Let’s look at a common fear I often hear about writing: Other people have probably already written about this topic and probably better, why should I even try?
Most of the people I work with are writing creative nonfiction: informational books, self-development, self-help, memoir, or a combination of these. In their case, they are most certainly right about the first part — other people have probably already written about their topic because often these topics have a basis in universal truths. However, even if someone has already written about “your” topic, no one has your voice. No one can write the book that you are meant to write. Your voice is unique. Just take a walk in a library and you will see hundreds of books that seemingly are about similar things. Your voice (and your book) will resonate with your audience, though, and not necessarily with someone else’s. To me, that makes it imperative for you to share your voice. Your message is languishing inside of you. What if someone’s understanding of some universal truth hinges on the way you write about it? What if there are hundreds of thousands of people who are waiting for the way you might explain that idea about which you are so passionate?
These are all deep thoughts for sure — maybe even worthy of a Jack Handey quote or two — but they also have been proven again and again the more I read, write, and experience life.
Name It, Soothe It, Move It
So after you name the fear, soothe it, and give yourself a compassionate dose of honesty and support, what else is there to do? Sometimes the physical effects of these thoughts and the adrenaline in our system lingers a bit. What can we do to move that and help us get back to the writing? There are so many strategies you could use here, but I have some favorites that I use again and again:
- Go for a quick or long walk
- Take your shoes off and walk in the grass
- Dance to one of your favorite songs
- Shake the energy out, literally shaking your arms and legs
- Do some stretching or yoga
- Do 10 squats, jumping jacks, and or pushups
And then you come back to your chair. You sit down and look at the blank page and write something that doesn’t matter, something that doesn’t feel big or pressure laden. For me, I often write haikus. I find them a creative boost and a fun way to get into the writing of the day and connect with my voice. That’s why I start my blogs with haiku. I even wrote about it in piece a while back entitled, Haiku: A Compassionate Bridge to Your Creativity and Your Voice .

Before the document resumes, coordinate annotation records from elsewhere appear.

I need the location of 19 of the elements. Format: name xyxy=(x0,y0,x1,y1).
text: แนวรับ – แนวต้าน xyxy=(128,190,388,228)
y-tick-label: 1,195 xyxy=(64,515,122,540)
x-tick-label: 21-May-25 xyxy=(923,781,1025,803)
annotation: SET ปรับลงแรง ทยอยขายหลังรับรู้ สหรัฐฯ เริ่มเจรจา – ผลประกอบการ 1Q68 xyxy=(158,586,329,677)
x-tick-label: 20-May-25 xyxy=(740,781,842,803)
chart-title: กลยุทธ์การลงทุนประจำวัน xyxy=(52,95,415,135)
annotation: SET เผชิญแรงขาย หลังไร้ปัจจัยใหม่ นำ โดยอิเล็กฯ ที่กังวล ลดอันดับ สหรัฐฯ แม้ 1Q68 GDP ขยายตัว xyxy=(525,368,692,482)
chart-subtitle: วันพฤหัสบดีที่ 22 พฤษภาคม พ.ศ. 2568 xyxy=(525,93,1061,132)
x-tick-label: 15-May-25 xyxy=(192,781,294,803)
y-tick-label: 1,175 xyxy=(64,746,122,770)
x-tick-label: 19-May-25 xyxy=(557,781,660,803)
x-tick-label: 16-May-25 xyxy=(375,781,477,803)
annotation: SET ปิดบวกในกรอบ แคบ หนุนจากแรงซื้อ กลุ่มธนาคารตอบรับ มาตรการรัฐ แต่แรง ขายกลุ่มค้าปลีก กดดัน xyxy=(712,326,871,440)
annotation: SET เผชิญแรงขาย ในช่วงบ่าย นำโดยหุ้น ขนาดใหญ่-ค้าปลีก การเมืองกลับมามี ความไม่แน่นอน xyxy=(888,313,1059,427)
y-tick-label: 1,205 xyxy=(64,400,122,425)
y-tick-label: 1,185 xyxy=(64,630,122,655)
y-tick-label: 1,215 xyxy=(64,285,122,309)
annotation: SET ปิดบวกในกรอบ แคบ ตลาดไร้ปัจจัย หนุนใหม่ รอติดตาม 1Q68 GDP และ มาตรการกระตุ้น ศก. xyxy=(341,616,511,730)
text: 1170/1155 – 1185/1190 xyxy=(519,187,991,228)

If that doesn’t feel quite right for you (don’t knock it until you try it!), you could also doodle, draw, paint, origami… whatever — just something that will spur those creative juices to move past the block (that you have named) and into the space of writing and flow again. Over time you will notice the same fears coming up again and again. Each time you name it and give yourself a compassionate response to it, rather than a self-critical one or ignoring it all together, you will notice that it holds less power over you. That space feels exhilarating and provides us with the opportunity to do what we are meant to do in that moment: WRITE.